It's long been known that birds navigate during migration by sensing the Earth's magnetic field but new research says fish can, too.
"Researchers compared records of local magnetic fields and 56 years' worth of commercial fishing data documenting routes taken by homing sockeye salmon during the annual Fraser River salmon run," writes the Wall Street Journal.
The fish sense chemical traces of their spawning grounds to find their way back once they're in local waterways, but out in the open ocean, scientists weren't sure how they navigated.
But the routes salmon took back from the ocean varied depending on the magnetic drift of the Earth. "We found that the proportion of salmon using each route was predicted by geomagnetic field drift: the more the field at a passage entrance diverged from the field at the river mouth, the fewer fish used the passage," said researchers in Current Biology.

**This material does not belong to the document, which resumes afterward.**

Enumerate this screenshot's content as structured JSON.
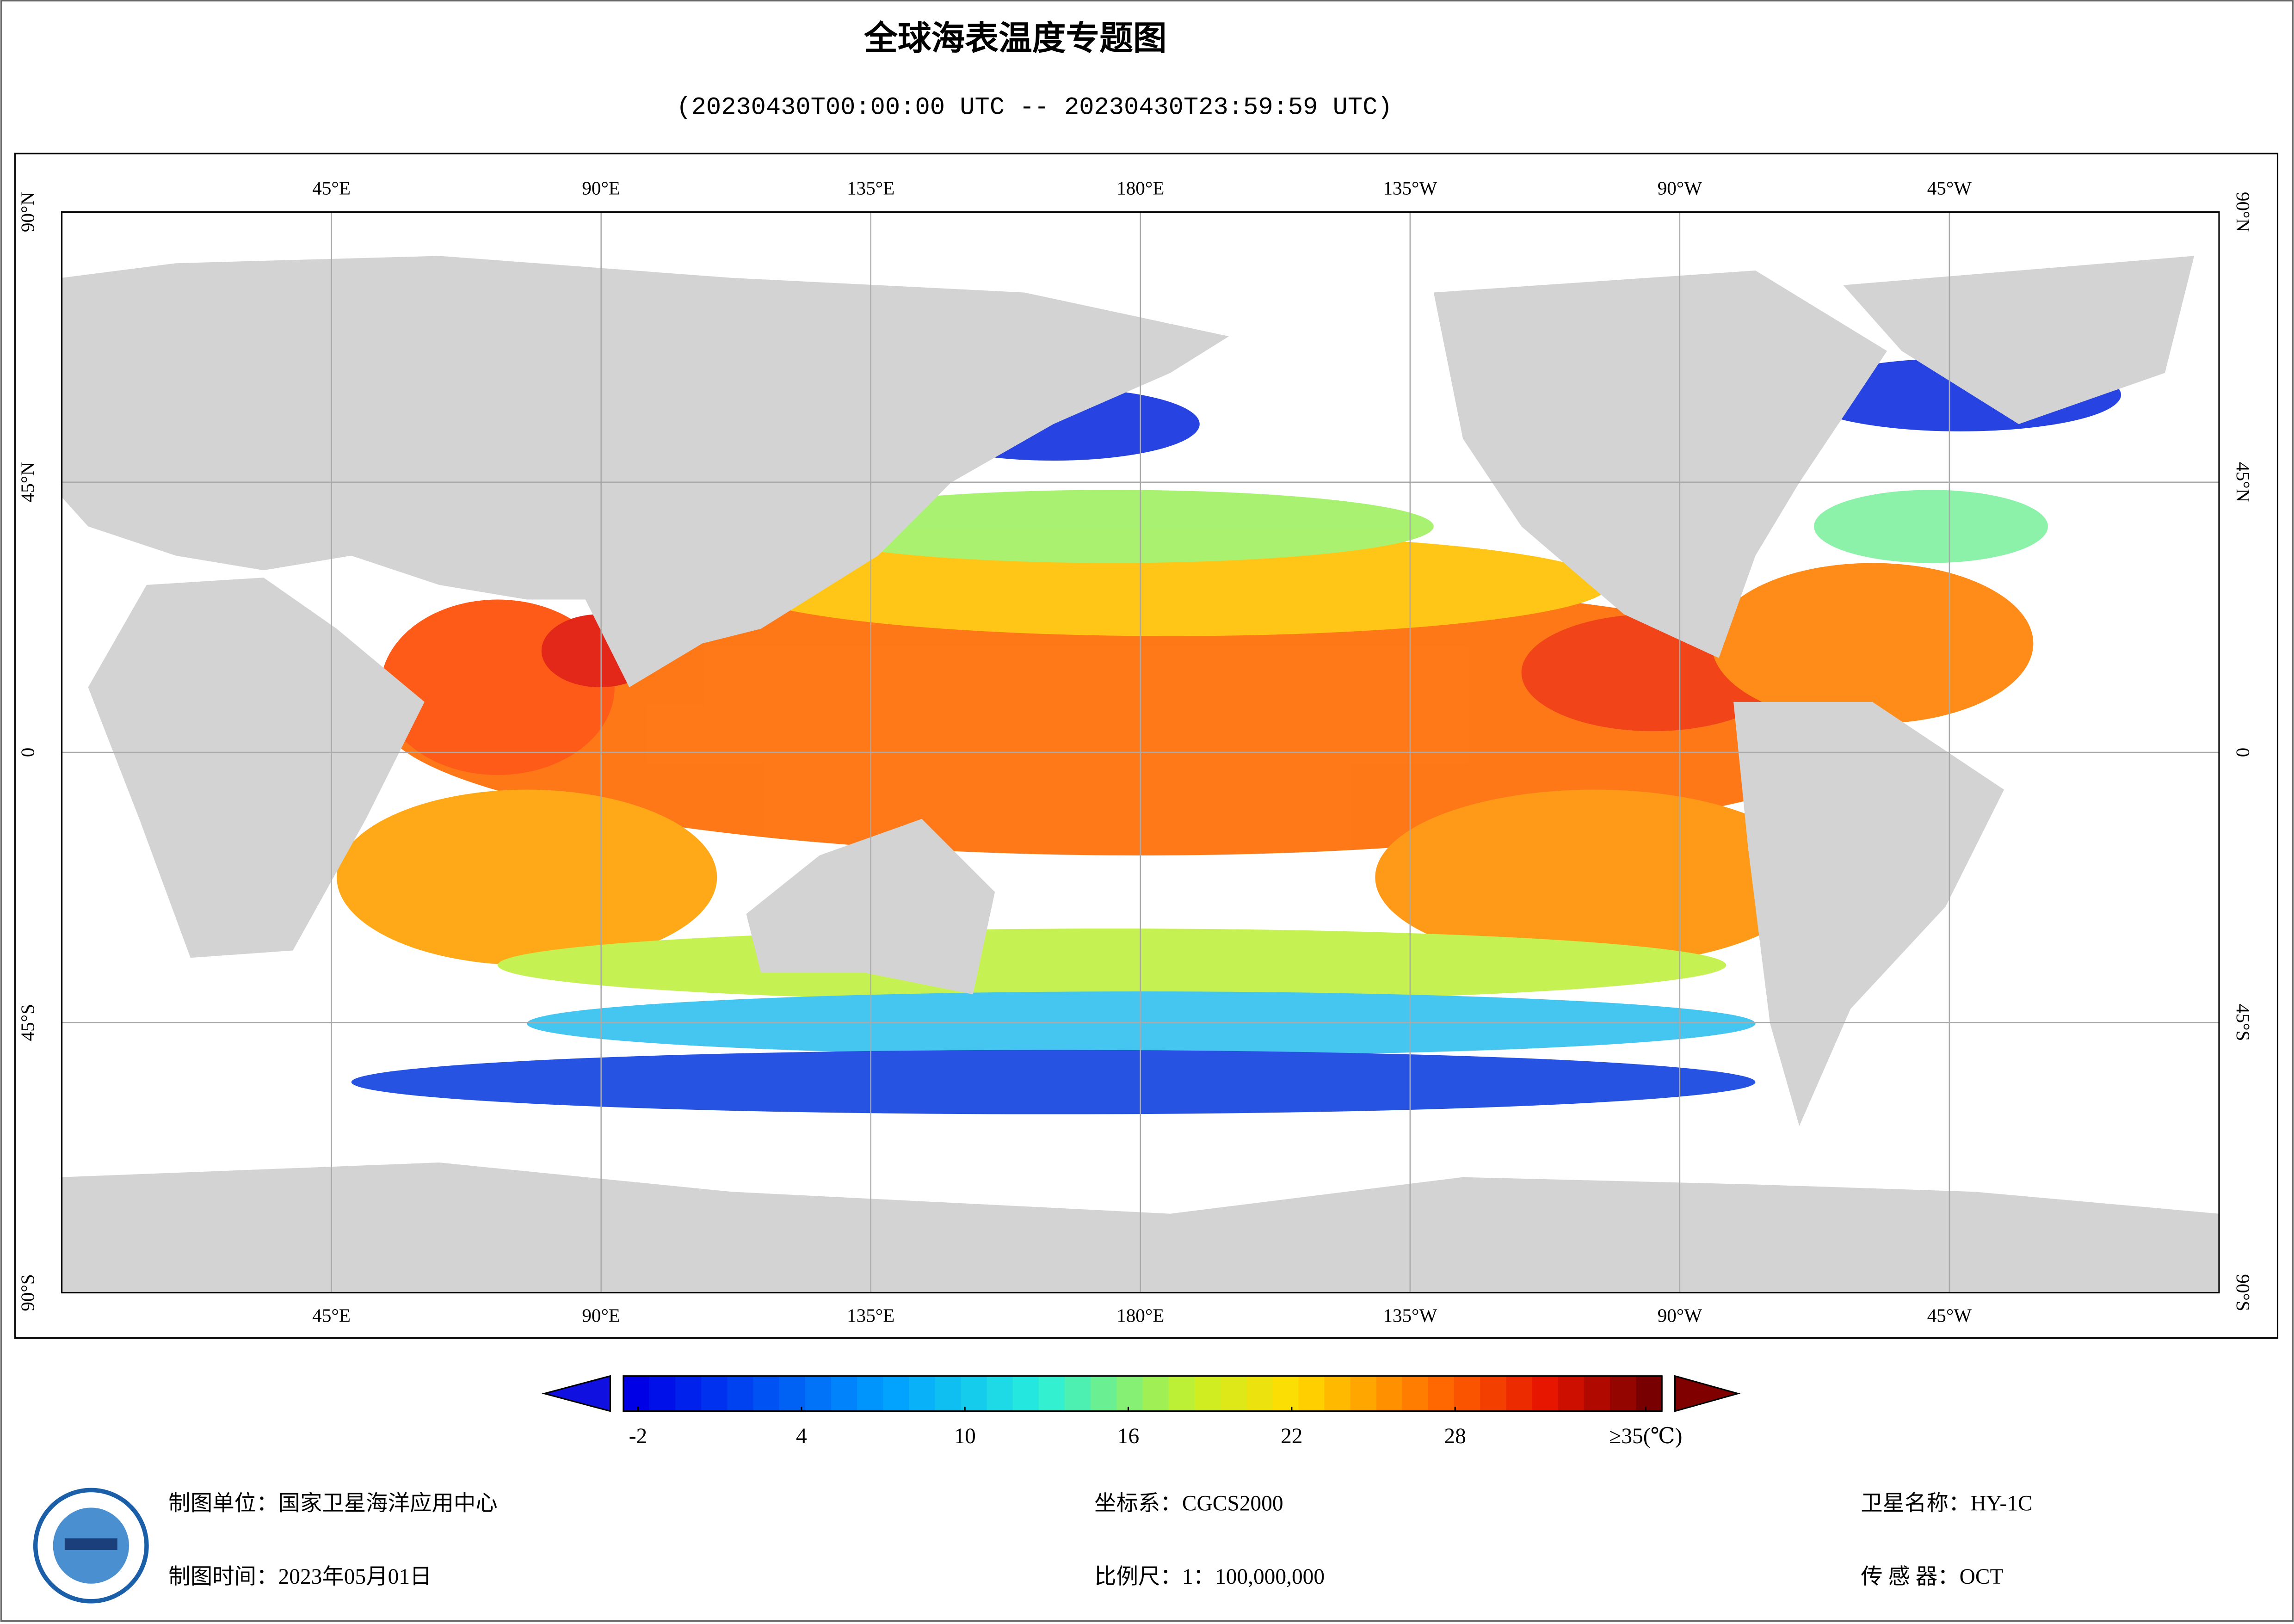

"When sockeye have gotten nice and fat out in the Pacific and start heading home to spawn, they have to decide which way to swim around Vancouver Island," said Nathan Putman, a postdoctoral researcher at Oregon State. "There's this 300-kilometer piece of land blocking their entry into the Fraser River from the ocean, and they either have to swim north by way of the Queen Charlotte Strait, or south through the Strait of Juan de Fuca."
The salmon search for an electromagnetic signal closest to the one they remember when they left their spawning grounds as juveniles.
"I know it might seem fantastical to some people that fish have evolved compasses in their noses," Putnam said. "But remember, a sockeye only gets to do this once. They have just one chance to spawn and pass on their genes so there is huge selective pressure for them to get it right."